Delicias de Mexico

Photo by Shannon SibayanAt some point this June, Fate will force you onto the 22 freeway. You will sludge through its blocked-off lanes, closed exits and endless graffitied walls. You will be late. You will curse. But rejoice, o weary traveler: halfway through the crawl, in a dingy Garden Grove strip mall off the Harbor Boulevard exit, is Delicias de México, your summer oasis from Orange County's wretched transportation system.
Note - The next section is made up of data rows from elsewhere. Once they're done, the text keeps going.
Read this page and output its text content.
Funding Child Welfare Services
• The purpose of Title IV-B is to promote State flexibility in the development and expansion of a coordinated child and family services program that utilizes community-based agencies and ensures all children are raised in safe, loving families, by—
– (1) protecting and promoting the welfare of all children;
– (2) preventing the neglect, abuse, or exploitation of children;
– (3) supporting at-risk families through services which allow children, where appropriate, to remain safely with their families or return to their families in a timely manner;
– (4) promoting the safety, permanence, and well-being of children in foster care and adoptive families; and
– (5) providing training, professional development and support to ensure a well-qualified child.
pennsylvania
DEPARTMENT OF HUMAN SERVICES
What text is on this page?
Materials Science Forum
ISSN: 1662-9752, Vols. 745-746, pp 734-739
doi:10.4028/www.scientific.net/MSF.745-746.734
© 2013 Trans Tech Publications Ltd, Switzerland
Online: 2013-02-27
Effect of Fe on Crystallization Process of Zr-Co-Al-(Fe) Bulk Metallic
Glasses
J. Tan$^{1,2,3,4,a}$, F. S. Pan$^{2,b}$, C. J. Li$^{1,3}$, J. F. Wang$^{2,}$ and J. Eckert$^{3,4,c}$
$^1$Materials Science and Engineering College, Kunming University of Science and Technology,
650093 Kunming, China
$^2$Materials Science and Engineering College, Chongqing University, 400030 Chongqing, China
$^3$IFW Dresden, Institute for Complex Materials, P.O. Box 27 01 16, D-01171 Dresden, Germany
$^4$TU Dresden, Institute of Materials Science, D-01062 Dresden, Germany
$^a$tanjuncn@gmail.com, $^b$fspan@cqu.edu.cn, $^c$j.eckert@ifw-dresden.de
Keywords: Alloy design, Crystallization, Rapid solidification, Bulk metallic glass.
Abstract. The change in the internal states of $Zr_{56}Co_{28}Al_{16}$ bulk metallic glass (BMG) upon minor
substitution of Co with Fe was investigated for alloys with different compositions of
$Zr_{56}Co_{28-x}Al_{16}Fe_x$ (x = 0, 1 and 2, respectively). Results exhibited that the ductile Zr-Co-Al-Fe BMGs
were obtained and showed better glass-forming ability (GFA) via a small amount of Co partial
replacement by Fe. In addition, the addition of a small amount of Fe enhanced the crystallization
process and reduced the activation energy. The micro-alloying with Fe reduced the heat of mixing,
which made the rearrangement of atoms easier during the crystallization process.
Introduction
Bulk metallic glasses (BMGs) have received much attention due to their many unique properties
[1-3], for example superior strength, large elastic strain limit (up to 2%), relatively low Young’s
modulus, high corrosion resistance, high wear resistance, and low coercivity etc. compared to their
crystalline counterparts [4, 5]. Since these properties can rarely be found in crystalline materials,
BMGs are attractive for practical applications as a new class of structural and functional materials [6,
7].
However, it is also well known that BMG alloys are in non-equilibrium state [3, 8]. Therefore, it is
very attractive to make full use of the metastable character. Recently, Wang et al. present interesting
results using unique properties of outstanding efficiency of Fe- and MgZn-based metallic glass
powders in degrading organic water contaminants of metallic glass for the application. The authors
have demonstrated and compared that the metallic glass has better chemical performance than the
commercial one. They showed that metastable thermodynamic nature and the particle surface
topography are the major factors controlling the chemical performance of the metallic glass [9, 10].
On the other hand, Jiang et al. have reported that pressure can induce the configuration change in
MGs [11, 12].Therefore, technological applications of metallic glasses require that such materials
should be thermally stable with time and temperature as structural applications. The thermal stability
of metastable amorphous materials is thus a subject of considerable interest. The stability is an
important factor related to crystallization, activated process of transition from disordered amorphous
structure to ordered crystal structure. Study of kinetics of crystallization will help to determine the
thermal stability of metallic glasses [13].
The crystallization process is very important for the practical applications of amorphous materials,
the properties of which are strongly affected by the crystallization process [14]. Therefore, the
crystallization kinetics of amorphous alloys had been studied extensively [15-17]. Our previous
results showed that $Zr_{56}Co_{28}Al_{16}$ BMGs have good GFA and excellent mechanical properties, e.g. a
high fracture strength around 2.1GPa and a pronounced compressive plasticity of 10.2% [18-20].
Delicias de México (Delights from Mexico) is one of the county's precious few neverías: ice cream shops that specialize in resolutely Mexican flavors. There's none of that Neapolitan business—choices include velvety mango, smoky mamey, sour guanábana and many other tropical, luscious fruits. Or you can go the hybrid route and lick through strong vanilla studded with raisins, chocolate chips and pineapple chunks or chongos: chilled fermented cheese dusted with cinnamon that's so intensely sweet your tongue will tingle as if a jalapeño just zapped it. The owners of Delicias de México make the ice cream fresh every day—which explains its creamy, smooth consistency—and rely on just-chopped fruits instead of sugar for each scoop's strong, sweet power. Regardless of flavor, one scoop is a pinchebuck.

The ice cream freezer occupies the front of the cavernous Delicias de México main room. To its side is a different frozen Mexican treat experience: paletas, the Mexican fruit bars that men peddle from jingly street carts throughout Orange County barrios. The problem with most paletas is that their hawkers pack them in dry ice, which leads to a loss in the nuances of any particular flavor. Delicias de México solves that imbroglio by storing them in an actual freezer. The slight but subtle storage difference is crucial—these paletas are frosty monoliths of vim, each balanced on a sturdy wooden stick and wrapped in a plastic sheet that requires a sensuous tugging motion to remove. The aguas frescas (fruit juices) paletas refresh like a water hose on your soul—you could drip the paleta de lima (lime) over your fish tacos and no one would complain. Heartier are those of leche (milk), the ice creams now in stick form and even more exponential in their taste. Many paletas de leche come with a prize—a hunk of sweet guava or quince in the center for chewing.

And don't worry, commuters: the paletas and ice cream take their sweet time to melt. Take your frozen treats back onto the 22 and relax. See? A snowball does stand a chance in hell.